There are three overriding themes in the piece which I very much see to be linked: our contemporary relationship with nature, the construction and destruction of identity, and metamorphosis. The libretto presents these themes as a journey: from storytelling (the first act, in the video) to singing; from autumn to spring as in all noh plays; from black to green. Reflecting on whether these themes really run through the first act as they do the libretto helps me to conceive of how the music should develop. Reflecting on what these themes mean for me and my research helps me conceive of how the music should develop to reflect me research.
Considering the work I have done in the light of further thought on these themes stemming from now reading the full libretto is difficult. The libretto itself reflects many of my personal research interests which themselves overlap with noh conventions: the use of quotation, reference to the past, the use of a constantly growing web of relations and interrelations.

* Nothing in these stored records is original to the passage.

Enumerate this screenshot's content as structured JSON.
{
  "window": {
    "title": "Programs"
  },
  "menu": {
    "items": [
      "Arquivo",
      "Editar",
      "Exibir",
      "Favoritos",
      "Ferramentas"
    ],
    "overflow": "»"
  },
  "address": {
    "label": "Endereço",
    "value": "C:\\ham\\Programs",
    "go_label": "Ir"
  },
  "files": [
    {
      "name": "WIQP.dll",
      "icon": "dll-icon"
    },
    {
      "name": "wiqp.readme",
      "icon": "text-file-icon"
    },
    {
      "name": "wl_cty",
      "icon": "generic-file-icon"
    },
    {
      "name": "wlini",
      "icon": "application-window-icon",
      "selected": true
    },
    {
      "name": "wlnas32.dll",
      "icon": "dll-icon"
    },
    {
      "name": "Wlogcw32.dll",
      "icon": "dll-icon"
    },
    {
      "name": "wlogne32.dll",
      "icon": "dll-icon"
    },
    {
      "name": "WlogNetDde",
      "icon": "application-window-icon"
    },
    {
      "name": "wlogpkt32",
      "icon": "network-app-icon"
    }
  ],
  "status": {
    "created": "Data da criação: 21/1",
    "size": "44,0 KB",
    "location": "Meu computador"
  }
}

This itself has grown out of Adam Strickson’s and my collaboration. As the work itself as evolved the demands of the first act on its music have evolved to make it more than a stand-alone piece of work: 20 minutes of music which encompass storytelling, expectation, and the hidden seeds of the conclusion of the opera.
The most obvious thing to me, when watching the recording, is how any production can be improved by a more efficient rehearsal process and much more clarity on behalf of the composer/writer/director and others. Writing this blog post it has also become clear to me that many things may be interesting to me but not to others reading this. They belong, properly-thought out, in the music of the opera and are precisely the reason I choose to do research through practice and not always through written forms of communication. Rather than writing for several pages on the opera itself, I choose to reflect on the usefulness of such self-reflection in research. Embarking on this exercise may not have resulted in a post that focuses much on what the opera itself will become but has facilitated clarity that enables me to continue with the research as a whole.
Many thanks for bearing with me; more posts that are really about opera shall surely follow.